If only on the grounds of Canada's economic success, Americans should take more notice. Last week, the Liberal government announced that it would cut C$30 billion out of the budget because of the enormous fiscal surplus, currently running at about C$13.4bn a year. Just over C$5bn is to be given back to Canadians on taxes collected this year. And in the future, some of the the surplus will be spent on training, the settling of new immigrants and student grants.
Paul Martin's Liberal government will probably fall within the next 10 days, causing an election campaign to run through Christmas, but this will only mean a temporary delay. The Conservatives must at least match the Liberals' promise on the budget in order to win.

The main point, which you never hear in Britain or America, is that Canada alone among G7 countries is balancing its budget. When you compare its performance with the Bush administration's (the US trade deficit is $706bn; the budget deficit is predicted to be $521bn this year), it's a wonder Canadians aren't a bit more cocky. But during a week in Toronto, I didn't hear the tiniest bit of chauvinism, economic or otherwise.

Canadians are sceptical to a point where they appear simply unable to recognise that they live in a very successful and civilised country. 'We peer so suspiciously at each other,' Pierre Trudeau once said, 'that we cannot see that we Canadians are standing on the mountaintop of human wealth, freedom and privilege.'

He was right. Some 32 million people occupy a territory which is larger than Russia and is blessed with enormous natural resources. Canada is democratic to its marrow, relatively enlightened on environment, health and welfare issues and its political discourse, unlike America's, is recognisably connected to the rest of the free world. That is almost certainly because the centre ground of politics, the place where you find a nation's core values and you can most easily read its character, is some distance to the left of the centre ground in the US.

Canadians are obsessed by two things - politics and national identity. I am on a book tour here and have been amazed how knowledgeably and intensely these things are discussed in ordinary conversation. Canadians are engaged in their politics in way that Americans aren't, and they read obsessively. Canadians spend as much money on books (C$1.1bn) as on newspapers and going to the cinema and double the amount spent on sporting events.

To the outsider, Canadian politics is often mystifying and the conduct of the debate between Conservatives and Liberals seems slightly less genteel than a couple of ferrets in a sack. But on the big issues, the political class makes some good decisions. For example, Jean Chretien, the Prime Minister for 10 years who left office in 2003, refused to go to war with Iraq unless there was a second UN resolution, which is exactly the course Tony Blair could and should have taken. Canadians only grudgingly thank him for his sound judgment.

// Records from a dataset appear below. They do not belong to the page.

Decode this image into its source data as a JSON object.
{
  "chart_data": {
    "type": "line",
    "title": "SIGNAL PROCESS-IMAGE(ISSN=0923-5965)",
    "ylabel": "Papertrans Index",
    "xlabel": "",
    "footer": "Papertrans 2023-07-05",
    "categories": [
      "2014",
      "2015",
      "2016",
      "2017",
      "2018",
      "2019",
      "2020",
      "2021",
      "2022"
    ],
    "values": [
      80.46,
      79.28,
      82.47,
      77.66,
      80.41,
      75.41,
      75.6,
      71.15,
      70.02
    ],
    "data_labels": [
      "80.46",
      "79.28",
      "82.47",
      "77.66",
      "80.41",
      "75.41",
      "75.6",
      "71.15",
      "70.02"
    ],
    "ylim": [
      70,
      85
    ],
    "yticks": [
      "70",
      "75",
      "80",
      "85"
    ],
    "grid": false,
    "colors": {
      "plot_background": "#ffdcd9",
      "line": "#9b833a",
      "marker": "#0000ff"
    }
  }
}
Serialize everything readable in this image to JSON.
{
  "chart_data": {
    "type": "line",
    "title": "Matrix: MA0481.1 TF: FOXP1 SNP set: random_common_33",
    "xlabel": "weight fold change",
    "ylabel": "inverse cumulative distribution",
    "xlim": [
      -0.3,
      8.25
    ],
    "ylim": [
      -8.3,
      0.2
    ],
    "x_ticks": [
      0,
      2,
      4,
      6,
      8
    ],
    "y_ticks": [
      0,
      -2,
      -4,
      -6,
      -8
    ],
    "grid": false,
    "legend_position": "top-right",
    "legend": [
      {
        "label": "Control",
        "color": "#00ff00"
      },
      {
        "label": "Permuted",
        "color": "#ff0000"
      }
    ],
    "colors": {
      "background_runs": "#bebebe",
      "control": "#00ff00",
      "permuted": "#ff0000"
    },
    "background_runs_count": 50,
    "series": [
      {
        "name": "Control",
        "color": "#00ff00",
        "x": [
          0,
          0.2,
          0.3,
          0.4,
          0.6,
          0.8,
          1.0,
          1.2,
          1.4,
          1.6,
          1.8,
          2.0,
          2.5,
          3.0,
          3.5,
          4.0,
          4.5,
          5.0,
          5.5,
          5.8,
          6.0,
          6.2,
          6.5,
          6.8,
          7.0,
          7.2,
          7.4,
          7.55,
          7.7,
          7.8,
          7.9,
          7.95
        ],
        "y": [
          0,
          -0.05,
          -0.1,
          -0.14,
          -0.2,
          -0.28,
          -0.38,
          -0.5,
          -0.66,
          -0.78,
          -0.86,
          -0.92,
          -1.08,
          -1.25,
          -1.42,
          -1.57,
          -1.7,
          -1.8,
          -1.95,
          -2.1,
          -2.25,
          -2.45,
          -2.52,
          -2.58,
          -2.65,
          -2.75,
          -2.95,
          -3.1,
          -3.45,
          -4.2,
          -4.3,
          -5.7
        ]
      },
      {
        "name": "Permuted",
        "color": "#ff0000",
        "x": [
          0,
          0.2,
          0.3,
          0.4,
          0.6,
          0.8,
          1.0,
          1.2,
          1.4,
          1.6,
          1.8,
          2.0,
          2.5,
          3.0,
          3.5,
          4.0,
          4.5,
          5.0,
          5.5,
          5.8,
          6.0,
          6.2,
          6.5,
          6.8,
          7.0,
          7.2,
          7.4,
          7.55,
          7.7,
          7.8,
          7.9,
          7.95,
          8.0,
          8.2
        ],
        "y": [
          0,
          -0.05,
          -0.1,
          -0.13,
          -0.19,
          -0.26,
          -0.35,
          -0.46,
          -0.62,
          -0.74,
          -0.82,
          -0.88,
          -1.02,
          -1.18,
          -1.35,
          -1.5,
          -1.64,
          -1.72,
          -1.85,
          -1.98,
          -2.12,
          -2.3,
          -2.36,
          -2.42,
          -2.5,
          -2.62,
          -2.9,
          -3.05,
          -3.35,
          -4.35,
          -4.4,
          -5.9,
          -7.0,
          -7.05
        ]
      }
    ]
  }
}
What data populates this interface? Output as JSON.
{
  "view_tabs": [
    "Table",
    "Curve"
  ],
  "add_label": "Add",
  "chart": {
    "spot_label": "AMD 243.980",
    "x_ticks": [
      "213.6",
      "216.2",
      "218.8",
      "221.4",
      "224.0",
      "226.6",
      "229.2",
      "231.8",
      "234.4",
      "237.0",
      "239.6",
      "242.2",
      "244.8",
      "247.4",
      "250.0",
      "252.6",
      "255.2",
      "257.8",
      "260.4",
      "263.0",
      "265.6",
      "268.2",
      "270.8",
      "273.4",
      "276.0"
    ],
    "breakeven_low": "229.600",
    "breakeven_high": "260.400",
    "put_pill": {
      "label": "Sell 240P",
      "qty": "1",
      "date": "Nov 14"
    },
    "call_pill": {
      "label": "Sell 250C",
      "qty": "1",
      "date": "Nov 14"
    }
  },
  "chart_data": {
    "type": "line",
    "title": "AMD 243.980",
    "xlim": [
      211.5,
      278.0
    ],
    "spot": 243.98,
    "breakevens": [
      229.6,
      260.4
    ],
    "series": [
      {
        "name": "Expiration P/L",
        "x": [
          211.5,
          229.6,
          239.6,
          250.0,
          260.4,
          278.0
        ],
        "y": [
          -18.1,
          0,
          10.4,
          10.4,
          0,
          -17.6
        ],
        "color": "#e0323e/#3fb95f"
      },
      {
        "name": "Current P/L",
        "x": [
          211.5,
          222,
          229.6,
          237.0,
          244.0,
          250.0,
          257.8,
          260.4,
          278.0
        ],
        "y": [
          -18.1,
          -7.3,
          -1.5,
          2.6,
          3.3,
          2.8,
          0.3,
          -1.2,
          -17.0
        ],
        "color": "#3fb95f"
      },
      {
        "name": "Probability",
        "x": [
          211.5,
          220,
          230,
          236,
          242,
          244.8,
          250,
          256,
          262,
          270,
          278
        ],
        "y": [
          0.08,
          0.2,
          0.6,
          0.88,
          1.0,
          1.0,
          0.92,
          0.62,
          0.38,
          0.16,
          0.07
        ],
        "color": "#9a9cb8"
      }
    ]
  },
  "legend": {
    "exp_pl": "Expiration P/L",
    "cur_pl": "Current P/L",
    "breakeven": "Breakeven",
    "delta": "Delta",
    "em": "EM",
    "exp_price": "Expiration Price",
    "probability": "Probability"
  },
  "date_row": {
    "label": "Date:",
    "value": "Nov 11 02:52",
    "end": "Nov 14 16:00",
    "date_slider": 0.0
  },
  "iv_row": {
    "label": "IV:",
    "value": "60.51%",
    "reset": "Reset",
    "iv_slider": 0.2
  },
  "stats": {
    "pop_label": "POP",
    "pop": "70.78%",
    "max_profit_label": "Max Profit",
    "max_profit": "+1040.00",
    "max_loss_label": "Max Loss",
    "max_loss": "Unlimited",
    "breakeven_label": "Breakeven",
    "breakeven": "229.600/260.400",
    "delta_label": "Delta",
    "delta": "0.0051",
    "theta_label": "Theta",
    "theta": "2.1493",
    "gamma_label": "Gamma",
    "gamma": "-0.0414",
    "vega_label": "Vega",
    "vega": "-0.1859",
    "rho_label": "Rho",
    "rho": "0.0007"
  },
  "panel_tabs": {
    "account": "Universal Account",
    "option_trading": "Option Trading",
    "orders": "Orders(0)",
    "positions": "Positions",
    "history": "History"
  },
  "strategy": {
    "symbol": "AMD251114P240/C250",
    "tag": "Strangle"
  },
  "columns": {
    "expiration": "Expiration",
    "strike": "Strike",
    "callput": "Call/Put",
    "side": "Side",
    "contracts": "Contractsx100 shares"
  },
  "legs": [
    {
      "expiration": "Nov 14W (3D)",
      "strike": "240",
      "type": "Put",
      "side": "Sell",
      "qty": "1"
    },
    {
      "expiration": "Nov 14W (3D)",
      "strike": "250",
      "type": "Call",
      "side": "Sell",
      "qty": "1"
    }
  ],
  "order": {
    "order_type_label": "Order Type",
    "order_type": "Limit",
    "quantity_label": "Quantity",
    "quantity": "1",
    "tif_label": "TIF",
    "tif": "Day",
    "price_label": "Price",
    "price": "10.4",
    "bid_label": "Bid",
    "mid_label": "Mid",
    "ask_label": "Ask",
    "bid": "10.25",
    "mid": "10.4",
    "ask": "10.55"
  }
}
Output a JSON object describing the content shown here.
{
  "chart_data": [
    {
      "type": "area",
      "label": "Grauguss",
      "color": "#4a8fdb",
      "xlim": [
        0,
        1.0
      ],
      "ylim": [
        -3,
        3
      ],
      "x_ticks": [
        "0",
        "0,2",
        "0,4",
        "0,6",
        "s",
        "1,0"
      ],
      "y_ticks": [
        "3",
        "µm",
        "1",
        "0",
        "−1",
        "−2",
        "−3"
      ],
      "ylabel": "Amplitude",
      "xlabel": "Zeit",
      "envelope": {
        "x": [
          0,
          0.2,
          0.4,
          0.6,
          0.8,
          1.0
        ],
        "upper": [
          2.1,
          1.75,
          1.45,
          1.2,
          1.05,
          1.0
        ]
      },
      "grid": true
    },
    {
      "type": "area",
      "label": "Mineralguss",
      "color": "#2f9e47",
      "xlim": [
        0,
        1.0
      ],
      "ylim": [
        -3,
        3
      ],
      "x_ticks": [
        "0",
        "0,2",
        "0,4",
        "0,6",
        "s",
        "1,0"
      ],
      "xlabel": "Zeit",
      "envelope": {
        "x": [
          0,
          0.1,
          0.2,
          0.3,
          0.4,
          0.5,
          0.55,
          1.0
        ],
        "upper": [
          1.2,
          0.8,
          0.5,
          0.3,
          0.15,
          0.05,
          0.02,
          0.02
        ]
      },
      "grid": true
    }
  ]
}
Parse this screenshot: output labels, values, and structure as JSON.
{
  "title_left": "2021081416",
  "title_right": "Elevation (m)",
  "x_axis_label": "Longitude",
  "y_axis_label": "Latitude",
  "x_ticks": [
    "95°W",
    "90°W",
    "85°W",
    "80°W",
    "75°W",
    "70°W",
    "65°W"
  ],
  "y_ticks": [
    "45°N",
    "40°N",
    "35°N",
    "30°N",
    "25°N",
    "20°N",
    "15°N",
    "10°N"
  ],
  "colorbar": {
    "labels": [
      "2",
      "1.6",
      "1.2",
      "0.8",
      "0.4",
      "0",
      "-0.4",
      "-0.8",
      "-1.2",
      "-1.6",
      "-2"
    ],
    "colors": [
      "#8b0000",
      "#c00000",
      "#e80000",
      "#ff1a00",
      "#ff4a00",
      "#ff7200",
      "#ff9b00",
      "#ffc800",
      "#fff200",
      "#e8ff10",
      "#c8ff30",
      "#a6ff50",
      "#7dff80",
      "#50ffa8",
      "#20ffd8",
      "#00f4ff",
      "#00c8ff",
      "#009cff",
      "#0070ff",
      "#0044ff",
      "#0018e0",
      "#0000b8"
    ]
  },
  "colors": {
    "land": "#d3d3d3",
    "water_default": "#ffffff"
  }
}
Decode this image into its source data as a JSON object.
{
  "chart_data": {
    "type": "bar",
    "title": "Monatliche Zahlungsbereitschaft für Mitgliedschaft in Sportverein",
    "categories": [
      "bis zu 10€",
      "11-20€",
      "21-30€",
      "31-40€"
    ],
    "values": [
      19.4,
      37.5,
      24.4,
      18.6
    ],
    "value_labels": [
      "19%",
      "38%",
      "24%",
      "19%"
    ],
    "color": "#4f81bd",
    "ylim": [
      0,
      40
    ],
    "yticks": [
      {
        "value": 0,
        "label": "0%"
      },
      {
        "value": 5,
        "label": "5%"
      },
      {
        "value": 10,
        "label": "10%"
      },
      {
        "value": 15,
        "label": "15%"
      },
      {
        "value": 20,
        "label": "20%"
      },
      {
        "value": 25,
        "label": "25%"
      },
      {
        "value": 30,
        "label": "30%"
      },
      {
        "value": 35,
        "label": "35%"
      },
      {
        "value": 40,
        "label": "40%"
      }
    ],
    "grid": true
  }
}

While a European may not feel entirely at home watching the news and reading the papers here, he does sense a familiar culture. On the news that serious fraud charges had been laid against Conrad Black in the US, it was quickly pointed out that since Lord Black had swapped his Canadian citizenship for a peerage and British naturalisation, he could well face expulsion from Canada because of the country's tough laws concerning those charged with indictable offences in other territories. The gleeful reaction in the press and at a party I attended in Lord Black's hometown had very much the ring of the old country about it, which is perhaps unsurprising since 30 per cent of Canadians originate from the British Isles.

There is also a sense that Lord Black sold his Canadian birthright for snobbish reasons and that does not go down well in a country so absorbed by its national identity. Someone once said Canadians were so busy explaining to the Americans that they weren't British and to the British that they weren't American that they hadn't found the time to be Canadian. I'm not sure that is true any longer and anyway an undue confidence in national identity and the mission that it suggests can get a country into an awful lot of trouble, as the British and Americans have found in the Middle East.

Just at the moment, Canadians seem to have got things about right.